Es época de ferias. El verano, el calor, los días largos, las noches…
En las ferias de mi niñez, recuerdo los cacharritos, esos infernales artilugios que me mareaban y me daban miedo. Creo que por eso en las fotos que tengo, mi cara está siempre entre asombrada y espantada. ¡Cuánto había que sufrir para echar la feria adelante!.
Durante un tiempo, no mucho, fui la pequeña, y al parecer gocé de la atención que la benjamina merece, sobre todo teniendo a mi lado a mi hermana que se “preocupaba por mi bienestar”: me daba peladillas enormes cuando era un bebé, o me afeitaba porque creía que me hacía falta, o me espolvoreaba de tal manera que aún creo que tengo polvos asfixiandome. Nos llevamos muy poco y eso nos convertía en compañeras de juegos, y de feria.
Las mejores eran cuando ya el pavo nos rondaba sin consideración. Esas ferias cuando empezabamos a preocuparnos qué ponernos, cómo peinarnos y sobre todo, pensar hasta qué hora nos iban a dejar, y si nos dejaban hasta altas horas, dígase la 1:30 o 2:00 de la madrugada, era fantástico.
En verano, mis primos, llegados de distintos puntos del reino, venían de vacaciones, y fácilmente podíamos llegar a 20 criaturas de edades similares, durmiendo de dos en dos, comiendo por tandas, usando el baño con largas esperas… El caos era absoluto, pero eran días que resultaban inolvidables.
Las calurosas noches estivales, aumentaban su encanto en estas ferias de pueblo.
Primero había que rendir pleitesía a la patrona, en una fervorosa procesión, caminábamos tras la imagen de madera, venerada y asfixiada entre el humillo de las velas. Un reguero de cera, dejaba marcada la marcha durante semanas, que con el calor del verano, era alto peligroso la conducción de los pocos coches que aún andaban por la zona.
Pasado el cumplimiento religioso, tocaba el lúdico.
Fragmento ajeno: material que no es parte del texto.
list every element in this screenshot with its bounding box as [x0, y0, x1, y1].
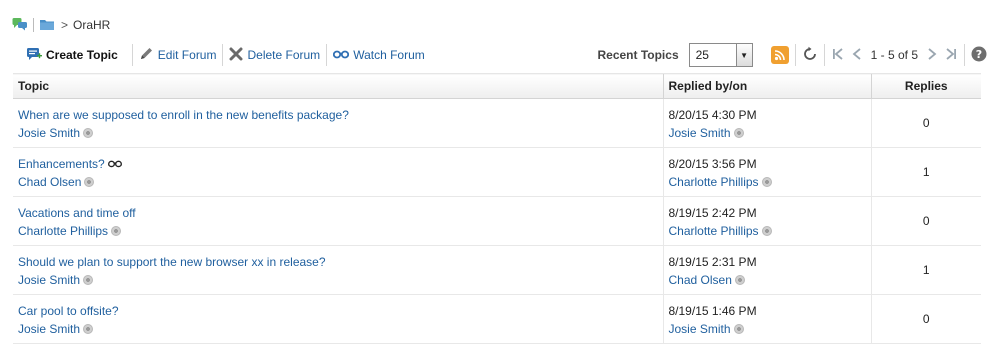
- presence-icon[interactable]: [83, 275, 94, 285]
- table-row: Vacations and time off Charlotte Phillip…: [13, 196, 981, 246]
- replied-cell: 8/19/15 2:31 PM Chad Olsen: [662, 245, 871, 295]
- presence-icon[interactable]: [734, 275, 745, 285]
- column-header-replies[interactable]: Replies: [870, 73, 981, 99]
- topic-author-link[interactable]: Chad Olsen: [18, 175, 81, 189]
- toolbar-divider: [964, 44, 965, 66]
- presence-icon[interactable]: [111, 226, 122, 236]
- topic-cell: Should we plan to support the new browse…: [13, 245, 663, 295]
- column-header-replied[interactable]: Replied by/on: [662, 73, 871, 99]
- topics-table: Topic Replied by/on Replies When are we …: [13, 73, 981, 344]
- pencil-icon: [139, 46, 154, 64]
- breadcrumb-current: OraHR: [73, 18, 111, 32]
- glasses-icon: [107, 157, 122, 171]
- breadcrumb-separator: >: [61, 18, 69, 32]
- svg-text:?: ?: [976, 48, 982, 61]
- replies-count: 0: [870, 196, 981, 246]
- replied-cell: 8/20/15 4:30 PM Josie Smith: [662, 98, 871, 148]
- replied-by-link[interactable]: Charlotte Phillips: [669, 224, 759, 238]
- replies-count: 0: [870, 294, 981, 344]
- topic-cell: Enhancements? Chad Olsen: [13, 147, 663, 197]
- help-icon[interactable]: ?: [971, 46, 987, 65]
- replies-count: 1: [870, 245, 981, 295]
- delete-forum-label: Delete Forum: [247, 48, 321, 62]
- last-page-icon[interactable]: [944, 47, 958, 64]
- replied-date: 8/20/15 3:56 PM: [668, 157, 757, 171]
- topic-title-link[interactable]: Vacations and time off: [18, 206, 136, 220]
- next-page-icon[interactable]: [926, 47, 938, 64]
- toolbar-divider: [794, 44, 796, 66]
- forum-toolbar: Create Topic Edit Forum Delete Forum Wat…: [12, 42, 987, 68]
- presence-icon[interactable]: [83, 128, 94, 138]
- table-row: Enhancements? Chad Olsen 8/20/15 3:56 PM…: [13, 147, 981, 197]
- replied-by-link[interactable]: Chad Olsen: [669, 273, 732, 287]
- topic-author-link[interactable]: Josie Smith: [18, 273, 80, 287]
- topic-author-link[interactable]: Charlotte Phillips: [18, 224, 108, 238]
- delete-x-icon: [229, 47, 243, 64]
- topic-cell: When are we supposed to enroll in the ne…: [13, 98, 663, 148]
- pagination-range: 1 - 5 of 5: [870, 48, 918, 62]
- presence-icon[interactable]: [83, 324, 94, 334]
- topic-cell: Car pool to offsite? Josie Smith: [13, 294, 663, 344]
- replies-count: 1: [870, 147, 981, 197]
- create-topic-button[interactable]: Create Topic: [12, 43, 124, 67]
- discussions-icon[interactable]: [12, 17, 28, 34]
- edit-forum-label: Edit Forum: [157, 48, 217, 62]
- presence-icon[interactable]: [761, 177, 772, 187]
- replied-cell: 8/20/15 3:56 PM Charlotte Phillips: [662, 147, 871, 197]
- topic-title-link[interactable]: Should we plan to support the new browse…: [18, 255, 326, 269]
- replied-cell: 8/19/15 1:46 PM Josie Smith: [662, 294, 871, 344]
- table-row: Car pool to offsite? Josie Smith 8/19/15…: [13, 294, 981, 344]
- presence-icon[interactable]: [84, 177, 95, 187]
- replied-by-link[interactable]: Josie Smith: [669, 126, 731, 140]
- chevron-down-icon[interactable]: ▼: [735, 44, 752, 66]
- create-topic-icon: [26, 46, 42, 65]
- recent-topics-label: Recent Topics: [597, 48, 679, 62]
- topic-author-link[interactable]: Josie Smith: [18, 322, 80, 336]
- presence-icon[interactable]: [761, 226, 772, 236]
- delete-forum-button[interactable]: Delete Forum: [223, 43, 326, 67]
- rss-icon[interactable]: [770, 46, 789, 64]
- replied-by-link[interactable]: Charlotte Phillips: [669, 175, 759, 189]
- recent-topics-value: 25: [695, 48, 709, 62]
- presence-icon[interactable]: [733, 128, 744, 138]
- replies-count: 0: [870, 98, 981, 148]
- first-page-icon[interactable]: [831, 47, 845, 64]
- recent-topics-select[interactable]: 25 ▼: [688, 43, 753, 67]
- table-row: When are we supposed to enroll in the ne…: [13, 98, 981, 148]
- glasses-icon: [333, 48, 350, 62]
- presence-icon[interactable]: [733, 324, 744, 334]
- table-row: Should we plan to support the new browse…: [13, 245, 981, 295]
- prev-page-icon[interactable]: [851, 47, 863, 64]
- column-header-topic[interactable]: Topic: [13, 73, 663, 99]
- replied-date: 8/19/15 2:31 PM: [668, 255, 757, 269]
- topic-cell: Vacations and time off Charlotte Phillip…: [13, 196, 663, 246]
- toolbar-right: Recent Topics 25 ▼ 1 - 5 of 5 ?: [597, 43, 987, 67]
- replied-date: 8/20/15 4:30 PM: [668, 108, 757, 122]
- edit-forum-button[interactable]: Edit Forum: [133, 43, 223, 67]
- replied-date: 8/19/15 1:46 PM: [668, 304, 757, 318]
- forum-folder-icon[interactable]: [39, 17, 55, 34]
- replied-cell: 8/19/15 2:42 PM Charlotte Phillips: [662, 196, 871, 246]
- toolbar-divider: [823, 44, 825, 66]
- topic-title-link[interactable]: When are we supposed to enroll in the ne…: [18, 108, 349, 122]
- create-topic-label: Create Topic: [46, 48, 118, 62]
- refresh-icon[interactable]: [802, 46, 818, 65]
- replied-date: 8/19/15 2:42 PM: [668, 206, 757, 220]
- watch-forum-button[interactable]: Watch Forum: [327, 43, 431, 67]
- topic-title-link[interactable]: Enhancements?: [18, 157, 105, 171]
- watch-forum-label: Watch Forum: [353, 48, 425, 62]
- table-header-row: Topic Replied by/on Replies: [13, 73, 981, 99]
- breadcrumb: > OraHR: [12, 17, 110, 33]
- topic-author-link[interactable]: Josie Smith: [18, 126, 80, 140]
- replied-by-link[interactable]: Josie Smith: [669, 322, 731, 336]
- topic-title-link[interactable]: Car pool to offsite?: [18, 304, 119, 318]
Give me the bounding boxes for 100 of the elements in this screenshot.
Recuerdo las primeras ferias en las que ya era consciente de la fiesta, el olor a las cañaveras frescas cubriendo el escenario y cerrando el espacio de la caseta oficial, y sólo había una, afortunadamente.
También recuerdo el olor de la pólvora de los cohetes, que los mayordomos lanzaban y que al explotar, hacían que los perros huyeran despavoridos a buscar refugio.
La orquesta solía ser la misma las tres noches de feria, y casi todos los años la misma: La Orquesta Tejeda. ¡Que buenos!.
Ya estábamos preparados para pasar varias horas bailando hasta que los pies dolían, el calor llenaba de sudor todo el cuerpo y el polvo del suelo de tierra, daba una pátina pardusca a las piernas. Pero era tan divertido…
Menos mal que cuando oíamos una canción instrumental de Carlos Santana, sabíamos que era hora de una pausa. Ahí aprovechábamos para descansar un poco, de sentarnos, si podíamos y de beber una coca cola.
Cuando regresabamos a casa, desde la cama oíamos la música y nos dormíamos pensando en el día siguiente de feria, ¡aún quedaban dos días!.
Con el tiempo las ferias de los pueblos han cambiado, o hemos cambiado nosotros. La cuestión es que las ferias ya no son iguales a como eran antes, para bien o para mal, el tiempo hace de nuestros recuerdos un lugar especial donde ir de vez en cuando a echar un vistazo.
¡Qué nostalgia, se acerca el final del verano!.